= Gowtham M. K. =

Indian kho kho player

Gowtham M. K. (born 1997) is an Indian kho kho player from Karnataka. He plays for the India men's national kho kho team as a defender. He was part of the Indian men’s team that won the inaugural Kho Kho World Cup held at New Delhi in January 2025. He plays for Odisha Juggernauts in the Ultimate Kho Kho, a franchise based league tournament.

== Early life and education ==
Gowtham is from Maddur in Mandya district but resides at Chamarajpet, Bengaluru Urban district, Karnataka. His father drives an auto rickshaw in Chamarajpet. He did his schooling at Lakshmi Devi Ramanna School. He did his graduation at Government First Grade College, Vijayanagar, Bengaluru. He is employed with the Postal Department on sports quota and works at the HSR Layout Post Office in Bengaluru. In 2007, he started playing kho kho in Class 5 for recreation but soon took it up seriously playing for his school under coach Mahadesh. Later, he joined the Young Pioneers Sports Club in Vijayanagar area and trained under coach Kumar.

== Career ==
In January 2025, he was part of the Indian team that won the inaugural Kho Kho World Cup at New Delhi. The Indian team were placed in Group A and defeated Nepal, Brazil, Peru and Bhutan in the group stages. In the quarterfinals, India defeated Sri Lanka and beat South Africa 62-42 in the semifinals, where Gowtham played well. In the finals, India defeated Nepal 54-36 to lift their maiden World Cup.

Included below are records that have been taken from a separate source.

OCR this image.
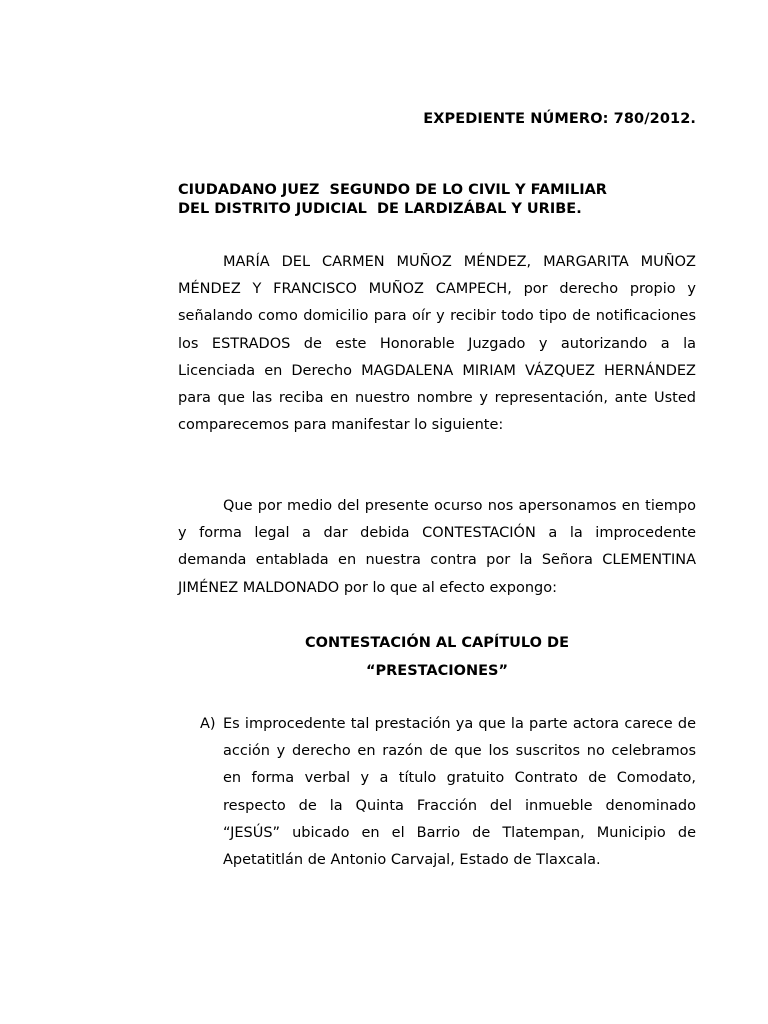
EXPEDIENTE NÚMERO: 780/2012.
CIUDADANO JUEZ  SEGUNDO DE LO CIVIL Y FAMILIAR
DEL DISTRITO JUDICIAL  DE LARDIZÁBAL Y URIBE.

MARÍA DEL CARMEN MUÑOZ MÉNDEZ, MARGARITA MUÑOZ MÉNDEZ Y FRANCISCO MUÑOZ CAMPECH, por derecho propio y señalando como domicilio para oír y recibir todo tipo de notificaciones los ESTRADOS de este Honorable Juzgado y autorizando a la Licenciada en Derecho MAGDALENA MIRIAM VÁZQUEZ HERNÁNDEZ para que las reciba en nuestro nombre y representación, ante Usted comparecemos para manifestar lo siguiente:

Que por medio del presente ocurso nos apersonamos en tiempo y forma legal a dar debida CONTESTACIÓN a la improcedente demanda entablada en nuestra contra por la Señora CLEMENTINA JIMÉNEZ MALDONADO por lo que al efecto expongo:

CONTESTACIÓN AL CAPÍTULO DE
“PRESTACIONES”
A) Es improcedente tal prestación ya que la parte actora carece de acción y derecho en razón de que los suscritos no celebramos en forma verbal y a título gratuito Contrato de Comodato, respecto de la Quinta Fracción del inmueble denominado “JESÚS” ubicado en el Barrio de Tlatempan, Municipio de Apetatitlán de Antonio Carvajal, Estado de Tlaxcala.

In 2012, he was part of the Karnataka team that won the sub junior Nationals in Bengaluru, his first big tournament. Later, he represented Karnataka in all age groups and also captained the state team. He won about 15 medals playing for Karnataka. After he represented India in the 4th Asian Championships, he bagged employment in the postal department. He played the Senior National Kho Kho Championships in 2017 and was picked up for the Indian team.